Syaikh Mohamed Khayrow, direktur jenderal Departemen Agama Somalia, mengatakan pada Selasa (22/12) bahwa perayaan Natal dan Tahun Baru mengancam aqidah Muslim di negara itu.
“Seharusnya tidak ada aktivitas [perayaan Natal dan Tahun Baru] sama sekali,” katanya kepada wartawan, menambahkan pasukan keamanan telah diperintahkan untuk membubarkan setiap perayaan tersebut.
“Semua kegiatan yang terkait dengan perayaan Natal dan Tahun Baru bertentangan dengan budaya Islam, yang dapat merusak iman masyarakat Muslim.”
Sheikh Nur Barud Gurhan, Dewan Agama Agung Somalia, juga memperingatkan pelarangan perayaan itu, mengatakan bahwa perayaan-perayaan semacam itu bisa memprovokasi Asy-Syabaab “untuk melakukan serangan”.

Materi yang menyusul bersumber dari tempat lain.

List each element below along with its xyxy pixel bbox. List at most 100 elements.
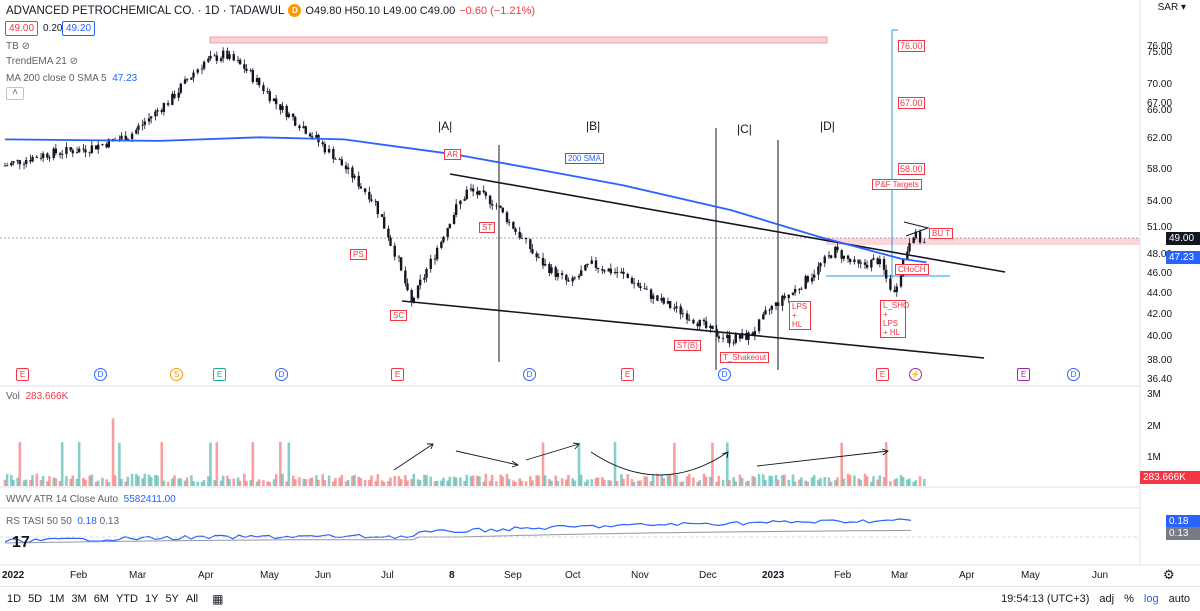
candle-body: [310, 136, 314, 138]
volume-bar: [499, 474, 502, 486]
timeframe-1m[interactable]: 1M: [49, 593, 65, 605]
candle-body: [97, 144, 100, 150]
candle-body: [675, 306, 678, 309]
candle-body: [31, 156, 34, 162]
settings-gear-icon[interactable]: ⚙: [1163, 567, 1175, 582]
candle-body: [272, 98, 276, 101]
eye-off-icon[interactable]: ⊘: [21, 41, 30, 52]
event-marker[interactable]: S: [170, 368, 183, 381]
candle-body: [363, 188, 367, 192]
option-auto[interactable]: auto: [1168, 593, 1190, 605]
event-marker[interactable]: D: [94, 368, 107, 381]
volume-bar: [423, 474, 426, 486]
sell-price-pill[interactable]: 49.00: [5, 21, 39, 36]
candle-body: [859, 262, 862, 264]
event-marker[interactable]: E: [621, 368, 634, 381]
timeframe-5d[interactable]: 5D: [28, 593, 43, 605]
price-chart[interactable]: [0, 0, 1200, 586]
time-tick: Nov: [631, 570, 649, 581]
candle-body: [425, 268, 428, 278]
eye-off-icon[interactable]: ⊘: [69, 56, 78, 67]
volume-bar: [202, 479, 206, 486]
timeframe-3m[interactable]: 3M: [71, 593, 87, 605]
event-marker[interactable]: E: [213, 368, 226, 381]
currency-label[interactable]: SAR ▾: [1157, 2, 1186, 13]
lightning-event-icon[interactable]: ⚡: [909, 368, 922, 381]
volume-bar: [183, 480, 187, 486]
candle-body: [410, 290, 413, 303]
volume-bar: [141, 478, 144, 486]
volume-bar: [787, 479, 791, 486]
candle-body: [679, 306, 682, 315]
wyckoff-annotation: 200 SMA: [565, 153, 604, 164]
timeframe-1d[interactable]: 1D: [7, 593, 22, 605]
candle-body: [124, 135, 127, 142]
collapse-indicators-icon[interactable]: ˄: [6, 87, 24, 100]
candle-body: [255, 78, 259, 83]
volume-bar: [274, 474, 278, 486]
candle-body: [899, 275, 903, 287]
volume-bar: [380, 480, 384, 486]
symbol-title[interactable]: ADVANCED PETROCHEMICAL CO. · 1D · TADAWU…: [6, 4, 285, 17]
volume-bar: [662, 478, 666, 486]
volume-bar: [190, 475, 193, 486]
date-range-icon[interactable]: ▦: [212, 592, 224, 606]
volume-bar: [448, 476, 452, 486]
event-marker[interactable]: E: [876, 368, 889, 381]
timeframe-5y[interactable]: 5Y: [165, 593, 179, 605]
time-tick: May: [1021, 570, 1040, 581]
timeframe-ytd[interactable]: YTD: [115, 593, 138, 605]
option-adj[interactable]: adj: [1099, 593, 1115, 605]
candle-body: [18, 160, 22, 165]
event-marker[interactable]: E: [16, 368, 29, 381]
timeframe-1y[interactable]: 1Y: [144, 593, 159, 605]
volume-arrows: [393, 442, 889, 476]
candle-body: [884, 269, 888, 279]
event-marker[interactable]: D: [1067, 368, 1080, 381]
candle-body: [668, 301, 672, 308]
event-marker[interactable]: D: [718, 368, 731, 381]
timeframe-6m[interactable]: 6M: [93, 593, 109, 605]
candle-body: [376, 201, 380, 215]
time-tick: Feb: [834, 570, 852, 581]
wyckoff-annotation: LPS + HL: [789, 301, 811, 330]
volume-bar: [454, 477, 458, 486]
candle-body: [179, 83, 183, 93]
volume-bar: [484, 473, 488, 486]
option-percent[interactable]: %: [1124, 593, 1134, 605]
volume-bar: [556, 480, 560, 486]
candle-body: [327, 148, 331, 153]
event-marker[interactable]: D: [275, 368, 288, 381]
candle-body: [609, 268, 613, 274]
candle-body: [732, 342, 735, 344]
volume-bar: [317, 479, 320, 486]
volume-bar: [747, 480, 750, 486]
price-tick: 66.00: [1147, 105, 1173, 117]
timeframe-all[interactable]: All: [185, 593, 199, 605]
volume-bar: [446, 480, 450, 486]
trendema-indicator[interactable]: TrendEMA 21 ⊘: [6, 56, 78, 67]
candle-body: [882, 259, 886, 270]
event-marker[interactable]: E: [1017, 368, 1030, 381]
candle-body: [810, 277, 814, 282]
ma-indicator[interactable]: MA 200 close 0 SMA 5 47.23: [6, 73, 138, 84]
volume-bar: [505, 473, 509, 486]
event-marker[interactable]: E: [391, 368, 404, 381]
clock-time[interactable]: 19:54:13 (UTC+3): [1001, 593, 1090, 605]
sma-200-line: [4, 136, 927, 264]
volume-bar: [71, 475, 75, 486]
volume-bar: [601, 477, 604, 486]
candle-body: [565, 274, 568, 281]
volume-bar: [179, 478, 183, 486]
event-marker[interactable]: D: [523, 368, 536, 381]
option-log[interactable]: log: [1143, 593, 1159, 605]
volume-bar: [346, 480, 350, 486]
candle-body: [681, 313, 685, 315]
candle-body: [3, 165, 7, 167]
candle-body: [88, 152, 91, 154]
candle-body: [812, 274, 816, 278]
volume-bar: [819, 477, 822, 486]
candle-body: [69, 147, 72, 151]
tb-indicator[interactable]: TB ⊘: [6, 41, 30, 52]
buy-price-pill[interactable]: 49.20: [62, 21, 96, 36]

Tahun lalu, cabang Al-Qaeda Somalia itu melancarkan serangan Hari Natal di markas yang dijaga ketat Uni Afrika di ibukota Mogadishu, menewaskan tiga tentara AU.
Somalia, yang mengeluarkan larangan serupa pada tahun 2013, mengikuti kalender Islam yang tidak mengakui 1 Januari sebagai awal tahun.
Hampir tidak ada orang Kristen yang tersisa tinggal di negara ini, meskipun katedral Katolik yang dibangun Italia dan telah dibom tetap menjadi landmark kota Mogadishu.
Diplomat asing, pekerja bantuan, dan tentara yang tinggal di kompleks AU diizinkan untuk merayakannya secara pribadi.
Pelarangan Topi Santa
Demikian pula, Sultan Hassanal Bolkiah Brunei juga telah melarang perayaan Natal di tempat publik.
Pemimpin agama di kesultanan yang kaya minyak itu memperingatkan larangan Natal akan dilakukan secara ketat, di mana para pelanggar akan menghadapi hukuman hingga lima tahun penjara.
“Menggunakan simbol-simbol keagamaan seperti salib, menyalakan lilin, memasang pohon Natal, menyanyikan lagu-lagu religius, mengirimkan salam Natal itu bertentangan dengan agama Islam,” kata imam dalam khotbah-khotbah yang diterbitkan di pers lokal.
Pemerintah memperingatkan tahun lalu bahwa umat Islam akan dianggap melakukan pelanggaran jika mereka memakai “topi atau pakaian yang mirip Santa Claus”.
Penganut Kristen mewakili hanya sekitar sembilan persen dari 430.000 penduduk Brunei.
Para pelaku bisnis telah diperingatkan untuk tidak menggunakan dekorasi yang bertentangan dengan Islam dan pihak berwenang telah meningkatkan pemeriksaan di sejumlah tempat di ibukota. Hotel populer di kalangan turis Barat yang pernah memasang lampu-lampu menyilaukan dan pohon Natal raksasa sekarang pun terlihat tanpa dekorasi meriah.